How to Add Value to Your Homes
What are the biggest turn-ons and turn-offs when it comes to home design?
😞 Carpet in the bathroom?
😍 Wood burning stove?
🤔 Dedicated bedroom for family pet?
Hammonds Furniture has delved into the question of what adds value to a home and revealed some interesting results.
Some of the usual suspects – noisy neighbours, Japanese knotweed and proximity to a pub – are all mentioned as elements that would either prompt a homebuyer to ask for a discount or disregard a property entirely.
Similarly, mould and signs of pest infestation can hit a property's value by 20%.
Even quick fixes, such as unattractive wallpaper, holes in the wall from previous fixings and weak showers can put people off a house.
While most of these turn-offs are unlikely to affect new build properties, there are a few that could. For example, who would have guessed that 13% of people would be poff byfby laminate flooring?
What is more telling, however, are the features that can prompt a buyer to open their wallet that bit wider.
15% of people would pay more to be close to public transport.
13% would pay extra for a log burner.
A well-maintained, sizeable garden with a seating area can add up to 25% to a house’s value.
A carriage driveway can add 15%.
And a conservatory can add 10%.
Much has been made of homebuyers’ changing expectations since lockdown, with a greater emphasis on ample outdoor and working spaces,which makes the context the above figures are viewed in vital.
For starters, it will be telling to see if the number of people who would pay more to live near public transport drops over the next year, as more people grow accustomed to working from home. Living close to public transport has a number of perks, arguably none more so than saving precious personal time for commuters; however, with remote working looking less like a means to an end and more like a genuine long-term alternative for many workers and companies, the pull of living a few streets away from a train station may not be quite as strong as it was a few years ago.
Sticking with the working from home theme, we are yet to experience winter in this new set-up.
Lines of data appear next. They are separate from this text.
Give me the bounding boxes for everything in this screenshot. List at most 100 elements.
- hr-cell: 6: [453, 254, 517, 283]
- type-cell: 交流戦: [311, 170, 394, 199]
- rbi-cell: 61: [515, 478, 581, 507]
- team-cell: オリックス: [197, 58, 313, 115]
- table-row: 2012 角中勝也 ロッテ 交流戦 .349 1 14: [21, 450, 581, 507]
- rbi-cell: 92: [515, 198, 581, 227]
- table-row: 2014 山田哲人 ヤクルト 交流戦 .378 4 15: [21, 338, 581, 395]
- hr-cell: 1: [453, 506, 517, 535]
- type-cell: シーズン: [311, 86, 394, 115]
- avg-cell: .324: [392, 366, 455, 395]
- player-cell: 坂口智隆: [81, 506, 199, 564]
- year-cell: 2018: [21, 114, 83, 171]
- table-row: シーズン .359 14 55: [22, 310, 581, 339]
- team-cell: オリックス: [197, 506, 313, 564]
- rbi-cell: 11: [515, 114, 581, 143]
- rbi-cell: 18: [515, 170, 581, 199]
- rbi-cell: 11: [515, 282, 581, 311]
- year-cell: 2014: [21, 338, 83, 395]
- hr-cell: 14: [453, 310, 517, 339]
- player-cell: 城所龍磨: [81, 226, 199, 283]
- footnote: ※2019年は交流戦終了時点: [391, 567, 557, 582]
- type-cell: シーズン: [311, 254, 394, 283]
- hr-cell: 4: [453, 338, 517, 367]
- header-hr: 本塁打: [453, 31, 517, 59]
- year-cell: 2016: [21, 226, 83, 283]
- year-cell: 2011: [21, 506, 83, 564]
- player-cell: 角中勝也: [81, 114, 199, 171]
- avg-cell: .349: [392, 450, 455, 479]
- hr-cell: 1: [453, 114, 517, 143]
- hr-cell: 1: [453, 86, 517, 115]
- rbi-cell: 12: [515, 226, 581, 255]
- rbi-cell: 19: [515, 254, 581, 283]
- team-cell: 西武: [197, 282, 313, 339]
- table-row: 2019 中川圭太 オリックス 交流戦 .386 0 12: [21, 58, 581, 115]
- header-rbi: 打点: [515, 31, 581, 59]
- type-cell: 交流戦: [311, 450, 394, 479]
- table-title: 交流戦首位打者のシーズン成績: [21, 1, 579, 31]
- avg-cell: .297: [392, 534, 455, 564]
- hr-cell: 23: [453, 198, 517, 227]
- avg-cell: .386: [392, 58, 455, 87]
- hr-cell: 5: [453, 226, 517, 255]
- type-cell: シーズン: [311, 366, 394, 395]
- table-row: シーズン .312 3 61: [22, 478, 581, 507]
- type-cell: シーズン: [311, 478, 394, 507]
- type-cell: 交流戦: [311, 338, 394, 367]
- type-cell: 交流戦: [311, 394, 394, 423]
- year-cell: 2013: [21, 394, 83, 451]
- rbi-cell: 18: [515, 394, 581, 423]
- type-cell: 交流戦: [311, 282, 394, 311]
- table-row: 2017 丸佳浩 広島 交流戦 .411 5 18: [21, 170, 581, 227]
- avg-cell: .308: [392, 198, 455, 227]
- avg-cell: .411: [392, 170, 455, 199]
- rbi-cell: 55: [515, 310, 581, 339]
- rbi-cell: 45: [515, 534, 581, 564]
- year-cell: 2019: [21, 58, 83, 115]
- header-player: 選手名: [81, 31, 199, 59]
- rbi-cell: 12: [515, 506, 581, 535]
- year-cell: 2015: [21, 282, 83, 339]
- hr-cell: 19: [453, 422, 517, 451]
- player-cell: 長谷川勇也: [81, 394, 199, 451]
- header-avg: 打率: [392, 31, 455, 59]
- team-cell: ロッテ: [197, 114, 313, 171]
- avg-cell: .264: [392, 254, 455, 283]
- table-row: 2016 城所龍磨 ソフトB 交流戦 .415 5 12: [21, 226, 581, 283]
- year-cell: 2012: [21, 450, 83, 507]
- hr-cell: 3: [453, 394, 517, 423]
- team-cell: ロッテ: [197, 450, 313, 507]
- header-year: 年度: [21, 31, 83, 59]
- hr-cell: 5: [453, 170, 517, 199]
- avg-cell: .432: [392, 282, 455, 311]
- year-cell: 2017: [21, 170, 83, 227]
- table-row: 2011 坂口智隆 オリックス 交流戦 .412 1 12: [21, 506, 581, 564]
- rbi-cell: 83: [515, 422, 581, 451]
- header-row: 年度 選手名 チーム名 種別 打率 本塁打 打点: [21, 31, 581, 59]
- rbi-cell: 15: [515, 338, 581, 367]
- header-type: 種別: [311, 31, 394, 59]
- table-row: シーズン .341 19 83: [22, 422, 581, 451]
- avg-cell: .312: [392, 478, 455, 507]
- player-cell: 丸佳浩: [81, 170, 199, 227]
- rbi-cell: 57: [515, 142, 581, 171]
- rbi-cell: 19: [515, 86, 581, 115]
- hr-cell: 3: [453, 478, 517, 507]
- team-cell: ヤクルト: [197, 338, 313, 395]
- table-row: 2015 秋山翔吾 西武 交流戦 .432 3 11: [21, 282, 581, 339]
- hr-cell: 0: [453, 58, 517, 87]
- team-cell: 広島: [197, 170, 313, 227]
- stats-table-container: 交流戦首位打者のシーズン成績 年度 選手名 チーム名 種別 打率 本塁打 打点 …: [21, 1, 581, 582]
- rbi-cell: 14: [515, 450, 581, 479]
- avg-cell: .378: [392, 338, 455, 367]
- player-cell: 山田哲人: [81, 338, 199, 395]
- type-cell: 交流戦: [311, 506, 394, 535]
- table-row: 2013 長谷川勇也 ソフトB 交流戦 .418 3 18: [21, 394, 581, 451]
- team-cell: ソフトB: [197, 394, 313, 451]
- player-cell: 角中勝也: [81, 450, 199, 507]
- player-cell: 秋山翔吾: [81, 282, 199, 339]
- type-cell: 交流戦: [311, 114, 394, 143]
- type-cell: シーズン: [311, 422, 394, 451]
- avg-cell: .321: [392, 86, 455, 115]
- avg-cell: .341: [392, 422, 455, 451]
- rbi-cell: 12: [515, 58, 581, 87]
Summer saw many working in the garden. Office arguments about how many windows to have open and how many fans to have on were but a distant memory. But with winter approaching, working in comfort may get a bit trickier. Cost verses comfort will perhaps be an internal struggle, as people are reluctant to use the heating during the day for a long period of time that they would have previously been in the office for. As such, the appeal of alternatives to gas or electrical heating, such as log burners, may be boosted.
As already mentioned, the value of a garden is well-documented and something developers are very much aware of. What is less well-documented, perhaps, is the value a conservatory can add to a new build. Developers looking to cash-in on an under-realised market may consider conservatories as part of future designs – possibly even combining them with an alternative home working space.
During such a transitional period, it is difficult to predict what is a fleeting fancy and what will be defining property layouts for decades to come. Perhaps a year from now, we’ll have a better idea of which trends were reactionary and which were revolutionary.